Biomechanics drive histological wall remodeling of neoaortic root: a mathematical model to study the expression levels of ki 67, metalloprotease, and apoptosis transition

The pulmonary artery autograft (PA) is the ideal substitute for aortic valve disease in children and young adult. However, it is harnessed by the issue of long-term dilation and regurgitation, often requiring surgery. PA implanted in aortic position during the growth phase in children undergoes a process of mechanical remodeling.
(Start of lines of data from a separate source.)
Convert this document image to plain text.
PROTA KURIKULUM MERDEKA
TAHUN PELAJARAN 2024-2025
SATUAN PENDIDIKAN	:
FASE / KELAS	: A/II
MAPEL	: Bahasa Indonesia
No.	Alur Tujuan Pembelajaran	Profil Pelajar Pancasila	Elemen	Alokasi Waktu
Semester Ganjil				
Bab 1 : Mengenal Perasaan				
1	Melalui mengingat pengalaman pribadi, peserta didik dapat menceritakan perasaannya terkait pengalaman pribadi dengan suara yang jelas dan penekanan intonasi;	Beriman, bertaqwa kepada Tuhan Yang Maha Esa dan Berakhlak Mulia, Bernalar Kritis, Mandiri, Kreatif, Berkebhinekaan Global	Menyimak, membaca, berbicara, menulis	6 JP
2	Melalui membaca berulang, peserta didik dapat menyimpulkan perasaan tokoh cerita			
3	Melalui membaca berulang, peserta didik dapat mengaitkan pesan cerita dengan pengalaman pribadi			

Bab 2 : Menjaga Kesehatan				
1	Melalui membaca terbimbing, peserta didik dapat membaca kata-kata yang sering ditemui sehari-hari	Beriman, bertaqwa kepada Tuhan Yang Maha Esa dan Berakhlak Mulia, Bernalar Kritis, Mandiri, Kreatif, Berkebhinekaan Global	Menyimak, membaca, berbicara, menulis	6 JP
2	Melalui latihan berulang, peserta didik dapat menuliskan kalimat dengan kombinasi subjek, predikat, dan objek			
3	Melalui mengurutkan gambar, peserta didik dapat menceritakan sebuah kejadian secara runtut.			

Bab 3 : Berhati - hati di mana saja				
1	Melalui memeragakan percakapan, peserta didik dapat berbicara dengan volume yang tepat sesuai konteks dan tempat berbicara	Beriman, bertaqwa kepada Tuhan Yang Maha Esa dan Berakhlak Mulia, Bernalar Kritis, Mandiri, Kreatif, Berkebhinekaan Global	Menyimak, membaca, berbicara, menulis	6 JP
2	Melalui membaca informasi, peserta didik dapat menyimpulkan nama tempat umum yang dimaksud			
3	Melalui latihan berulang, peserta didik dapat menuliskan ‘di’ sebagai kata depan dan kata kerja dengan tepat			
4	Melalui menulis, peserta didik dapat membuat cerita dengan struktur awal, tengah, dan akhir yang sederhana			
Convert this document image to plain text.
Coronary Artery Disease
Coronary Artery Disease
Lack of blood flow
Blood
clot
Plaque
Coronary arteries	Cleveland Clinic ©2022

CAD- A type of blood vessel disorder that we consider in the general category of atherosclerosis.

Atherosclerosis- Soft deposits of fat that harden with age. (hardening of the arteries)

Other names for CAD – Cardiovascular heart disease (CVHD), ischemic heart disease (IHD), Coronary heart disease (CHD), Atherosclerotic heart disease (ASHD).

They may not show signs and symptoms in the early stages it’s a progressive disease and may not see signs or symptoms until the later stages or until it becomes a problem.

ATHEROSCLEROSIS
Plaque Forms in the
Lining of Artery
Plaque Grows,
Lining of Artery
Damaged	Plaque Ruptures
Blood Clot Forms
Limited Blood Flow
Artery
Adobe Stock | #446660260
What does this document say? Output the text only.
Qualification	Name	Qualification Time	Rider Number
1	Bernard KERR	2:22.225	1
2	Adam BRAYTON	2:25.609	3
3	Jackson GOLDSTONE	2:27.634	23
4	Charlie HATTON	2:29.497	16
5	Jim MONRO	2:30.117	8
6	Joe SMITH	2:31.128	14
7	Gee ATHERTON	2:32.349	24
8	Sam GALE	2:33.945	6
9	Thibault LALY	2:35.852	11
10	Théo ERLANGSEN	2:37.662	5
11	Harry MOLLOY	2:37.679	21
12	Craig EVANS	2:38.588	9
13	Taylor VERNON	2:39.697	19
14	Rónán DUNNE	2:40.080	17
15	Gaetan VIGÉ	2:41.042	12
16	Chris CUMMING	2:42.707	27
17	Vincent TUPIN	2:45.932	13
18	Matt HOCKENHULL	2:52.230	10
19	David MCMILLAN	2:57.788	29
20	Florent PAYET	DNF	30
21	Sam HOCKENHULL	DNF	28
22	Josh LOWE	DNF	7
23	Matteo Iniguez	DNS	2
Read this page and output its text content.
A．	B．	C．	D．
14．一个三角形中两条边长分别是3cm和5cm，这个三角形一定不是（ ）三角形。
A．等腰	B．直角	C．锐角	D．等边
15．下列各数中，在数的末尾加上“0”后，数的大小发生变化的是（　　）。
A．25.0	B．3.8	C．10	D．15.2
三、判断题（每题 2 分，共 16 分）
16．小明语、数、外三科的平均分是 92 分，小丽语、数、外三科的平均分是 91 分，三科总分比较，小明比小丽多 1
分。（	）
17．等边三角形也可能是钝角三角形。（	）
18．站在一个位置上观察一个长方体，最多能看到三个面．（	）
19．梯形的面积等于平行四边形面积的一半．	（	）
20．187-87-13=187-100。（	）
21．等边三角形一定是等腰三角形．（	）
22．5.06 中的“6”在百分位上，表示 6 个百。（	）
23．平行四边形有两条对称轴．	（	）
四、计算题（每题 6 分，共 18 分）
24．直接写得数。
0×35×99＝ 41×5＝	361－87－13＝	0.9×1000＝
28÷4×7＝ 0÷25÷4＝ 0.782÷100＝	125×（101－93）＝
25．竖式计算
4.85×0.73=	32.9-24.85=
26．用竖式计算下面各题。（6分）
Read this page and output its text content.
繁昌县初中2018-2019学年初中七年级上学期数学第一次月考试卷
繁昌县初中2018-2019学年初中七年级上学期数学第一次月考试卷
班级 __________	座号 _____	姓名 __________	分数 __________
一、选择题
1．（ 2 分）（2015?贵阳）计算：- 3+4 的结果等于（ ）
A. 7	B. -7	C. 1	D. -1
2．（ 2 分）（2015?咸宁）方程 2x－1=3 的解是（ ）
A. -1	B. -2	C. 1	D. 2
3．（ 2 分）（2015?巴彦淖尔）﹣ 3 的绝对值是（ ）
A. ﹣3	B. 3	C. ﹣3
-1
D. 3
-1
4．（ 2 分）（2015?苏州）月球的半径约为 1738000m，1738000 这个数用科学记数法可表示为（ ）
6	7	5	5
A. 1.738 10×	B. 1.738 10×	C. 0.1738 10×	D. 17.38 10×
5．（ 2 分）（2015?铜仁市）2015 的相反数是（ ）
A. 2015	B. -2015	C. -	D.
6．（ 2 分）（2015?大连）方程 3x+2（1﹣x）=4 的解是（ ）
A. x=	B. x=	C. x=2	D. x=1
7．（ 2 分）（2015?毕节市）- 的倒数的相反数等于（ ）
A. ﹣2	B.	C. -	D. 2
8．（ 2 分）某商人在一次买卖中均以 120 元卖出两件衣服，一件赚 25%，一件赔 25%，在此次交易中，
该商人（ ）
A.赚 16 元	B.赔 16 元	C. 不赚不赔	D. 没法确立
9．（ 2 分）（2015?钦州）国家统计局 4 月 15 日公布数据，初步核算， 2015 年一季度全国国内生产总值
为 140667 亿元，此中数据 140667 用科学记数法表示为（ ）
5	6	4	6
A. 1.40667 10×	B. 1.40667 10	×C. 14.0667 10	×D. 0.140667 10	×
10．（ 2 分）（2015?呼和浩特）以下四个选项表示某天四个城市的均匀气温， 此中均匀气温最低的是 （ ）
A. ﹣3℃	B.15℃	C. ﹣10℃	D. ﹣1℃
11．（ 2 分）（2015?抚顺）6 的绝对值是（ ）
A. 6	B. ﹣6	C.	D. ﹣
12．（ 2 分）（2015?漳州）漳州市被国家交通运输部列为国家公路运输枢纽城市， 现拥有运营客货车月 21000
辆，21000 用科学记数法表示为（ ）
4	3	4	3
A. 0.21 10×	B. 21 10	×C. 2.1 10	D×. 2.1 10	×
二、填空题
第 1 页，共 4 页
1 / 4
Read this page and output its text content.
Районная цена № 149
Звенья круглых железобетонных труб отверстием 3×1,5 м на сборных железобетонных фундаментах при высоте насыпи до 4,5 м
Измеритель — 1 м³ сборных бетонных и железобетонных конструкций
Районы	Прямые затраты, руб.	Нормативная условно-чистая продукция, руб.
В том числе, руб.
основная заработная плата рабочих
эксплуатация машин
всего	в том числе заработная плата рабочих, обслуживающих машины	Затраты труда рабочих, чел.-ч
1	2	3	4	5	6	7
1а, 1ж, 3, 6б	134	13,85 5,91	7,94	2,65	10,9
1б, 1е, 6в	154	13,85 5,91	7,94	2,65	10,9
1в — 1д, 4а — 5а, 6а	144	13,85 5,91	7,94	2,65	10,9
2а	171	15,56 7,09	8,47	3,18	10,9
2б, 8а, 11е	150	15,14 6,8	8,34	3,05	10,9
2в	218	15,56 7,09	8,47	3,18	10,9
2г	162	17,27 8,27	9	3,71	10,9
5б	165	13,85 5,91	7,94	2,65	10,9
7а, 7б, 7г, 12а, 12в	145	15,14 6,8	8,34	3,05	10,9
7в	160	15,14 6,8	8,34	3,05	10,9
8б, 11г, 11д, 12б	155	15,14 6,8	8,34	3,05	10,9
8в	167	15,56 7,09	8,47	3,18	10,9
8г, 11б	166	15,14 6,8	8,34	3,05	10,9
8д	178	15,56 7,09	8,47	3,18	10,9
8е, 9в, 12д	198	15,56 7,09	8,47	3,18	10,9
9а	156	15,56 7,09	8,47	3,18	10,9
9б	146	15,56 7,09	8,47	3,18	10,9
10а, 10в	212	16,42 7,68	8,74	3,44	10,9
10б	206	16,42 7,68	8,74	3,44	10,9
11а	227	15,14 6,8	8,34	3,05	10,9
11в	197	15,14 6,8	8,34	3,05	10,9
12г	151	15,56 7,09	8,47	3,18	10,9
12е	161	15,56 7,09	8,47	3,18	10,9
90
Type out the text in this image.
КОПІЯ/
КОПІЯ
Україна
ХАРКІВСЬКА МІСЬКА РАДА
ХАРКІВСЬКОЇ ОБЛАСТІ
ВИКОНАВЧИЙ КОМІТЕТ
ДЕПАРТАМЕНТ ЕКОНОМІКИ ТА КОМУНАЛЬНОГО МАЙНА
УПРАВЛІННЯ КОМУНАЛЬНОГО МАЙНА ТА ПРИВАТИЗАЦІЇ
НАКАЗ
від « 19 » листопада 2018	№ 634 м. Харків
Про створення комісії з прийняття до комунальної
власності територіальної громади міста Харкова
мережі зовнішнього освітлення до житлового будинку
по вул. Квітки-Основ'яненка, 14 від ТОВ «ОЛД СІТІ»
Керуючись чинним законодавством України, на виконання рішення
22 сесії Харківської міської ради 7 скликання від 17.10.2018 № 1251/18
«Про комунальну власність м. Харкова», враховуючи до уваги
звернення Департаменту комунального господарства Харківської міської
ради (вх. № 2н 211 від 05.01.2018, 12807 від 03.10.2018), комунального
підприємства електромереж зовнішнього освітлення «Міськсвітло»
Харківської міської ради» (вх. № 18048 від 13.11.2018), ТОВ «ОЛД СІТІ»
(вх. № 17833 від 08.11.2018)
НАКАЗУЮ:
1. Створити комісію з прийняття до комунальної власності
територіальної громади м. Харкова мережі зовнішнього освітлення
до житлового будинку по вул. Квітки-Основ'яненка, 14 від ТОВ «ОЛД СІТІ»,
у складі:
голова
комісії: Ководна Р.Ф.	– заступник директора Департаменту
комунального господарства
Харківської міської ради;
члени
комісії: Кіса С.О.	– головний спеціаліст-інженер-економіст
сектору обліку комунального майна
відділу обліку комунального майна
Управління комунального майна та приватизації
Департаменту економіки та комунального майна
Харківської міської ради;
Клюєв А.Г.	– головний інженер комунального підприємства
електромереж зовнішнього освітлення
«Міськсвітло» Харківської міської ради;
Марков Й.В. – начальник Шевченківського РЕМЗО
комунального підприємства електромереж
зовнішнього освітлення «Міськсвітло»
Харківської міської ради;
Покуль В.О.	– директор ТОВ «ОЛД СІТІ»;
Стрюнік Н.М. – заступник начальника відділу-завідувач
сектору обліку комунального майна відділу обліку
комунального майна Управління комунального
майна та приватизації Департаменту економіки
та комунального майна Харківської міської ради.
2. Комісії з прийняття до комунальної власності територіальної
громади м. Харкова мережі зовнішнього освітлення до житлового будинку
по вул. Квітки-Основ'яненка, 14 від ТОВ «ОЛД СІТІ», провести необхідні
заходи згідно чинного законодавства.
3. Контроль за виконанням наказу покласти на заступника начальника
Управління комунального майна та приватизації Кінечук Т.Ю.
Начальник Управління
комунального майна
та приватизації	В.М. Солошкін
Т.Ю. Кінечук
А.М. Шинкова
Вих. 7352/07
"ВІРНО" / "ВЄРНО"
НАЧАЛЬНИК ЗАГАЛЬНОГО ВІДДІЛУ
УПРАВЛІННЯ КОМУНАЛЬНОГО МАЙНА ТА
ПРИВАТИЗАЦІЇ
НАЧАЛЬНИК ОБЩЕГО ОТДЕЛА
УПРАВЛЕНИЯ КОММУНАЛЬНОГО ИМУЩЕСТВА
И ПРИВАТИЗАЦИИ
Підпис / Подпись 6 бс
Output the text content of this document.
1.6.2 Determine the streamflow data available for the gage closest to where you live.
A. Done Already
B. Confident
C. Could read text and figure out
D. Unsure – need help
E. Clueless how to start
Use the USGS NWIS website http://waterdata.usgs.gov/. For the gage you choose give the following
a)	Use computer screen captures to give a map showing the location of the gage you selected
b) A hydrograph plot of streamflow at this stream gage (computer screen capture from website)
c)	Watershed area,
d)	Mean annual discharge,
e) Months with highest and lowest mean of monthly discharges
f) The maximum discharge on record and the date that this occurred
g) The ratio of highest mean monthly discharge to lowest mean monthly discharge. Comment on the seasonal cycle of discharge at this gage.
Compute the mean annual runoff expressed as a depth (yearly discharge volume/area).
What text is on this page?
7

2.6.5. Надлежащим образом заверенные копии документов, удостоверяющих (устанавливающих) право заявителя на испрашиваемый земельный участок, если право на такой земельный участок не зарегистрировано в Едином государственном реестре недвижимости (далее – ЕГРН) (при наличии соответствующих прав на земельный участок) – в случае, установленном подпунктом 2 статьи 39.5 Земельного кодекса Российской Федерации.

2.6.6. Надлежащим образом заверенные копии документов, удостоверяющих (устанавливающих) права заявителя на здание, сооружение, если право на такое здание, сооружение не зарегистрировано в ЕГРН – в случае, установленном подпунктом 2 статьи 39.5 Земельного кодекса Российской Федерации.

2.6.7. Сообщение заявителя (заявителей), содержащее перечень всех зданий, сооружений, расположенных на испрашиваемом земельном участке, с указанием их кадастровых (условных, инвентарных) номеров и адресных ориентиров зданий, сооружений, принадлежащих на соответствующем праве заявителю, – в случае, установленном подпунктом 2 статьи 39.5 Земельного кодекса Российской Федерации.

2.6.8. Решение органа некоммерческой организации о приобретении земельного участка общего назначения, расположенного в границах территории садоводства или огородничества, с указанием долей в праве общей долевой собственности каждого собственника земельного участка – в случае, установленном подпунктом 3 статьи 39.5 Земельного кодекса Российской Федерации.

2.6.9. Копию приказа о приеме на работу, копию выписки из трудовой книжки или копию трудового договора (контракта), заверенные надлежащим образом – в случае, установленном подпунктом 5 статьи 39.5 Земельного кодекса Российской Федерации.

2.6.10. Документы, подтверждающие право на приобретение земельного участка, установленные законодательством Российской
We previously developed a semiresorbable armored prosthesis able to mechanically sustain the neoaorta preventing dilation and to gradually integrate with the PA wall inducing a progressive arterial-like tissue positive remodeling. We also described the mechanisms of growth, remodeling and stress shielding of the reinforced PA through a mathematical model. We sought to demonstrate the biological counterpart and the potential molecular mechanisms underlying this histological and mechanical remodeling. A specific mathematical model was developed to describe mechanical behavior of the PA. Mallory trichrome red staining and immunohistochemistry for MMP-9 were performed to elucidate extracellular matrix remodeling phenomena. Apoptosis and cell proliferation were determined by TUNEL assay and immunohistochemistry for Ki67, respectively. An histological remodeling phenomenon sustained by increased level of MMP-9, augmented cell proliferation and reduced apoptosis in the reinforced PA was demonstrated. The mathematical model predicted the biomechanical behavior subtended by the histological changes of the PA in these settings. Changes in metalloproteinases (MMP-9), cell proliferation and apoptosis are the main actors in the remodeling process occurring after transposition of the PA into systemic regimens. Use of semiresorbable reinforcements might induce a positive remodeling of the PA in the context of Ross operation.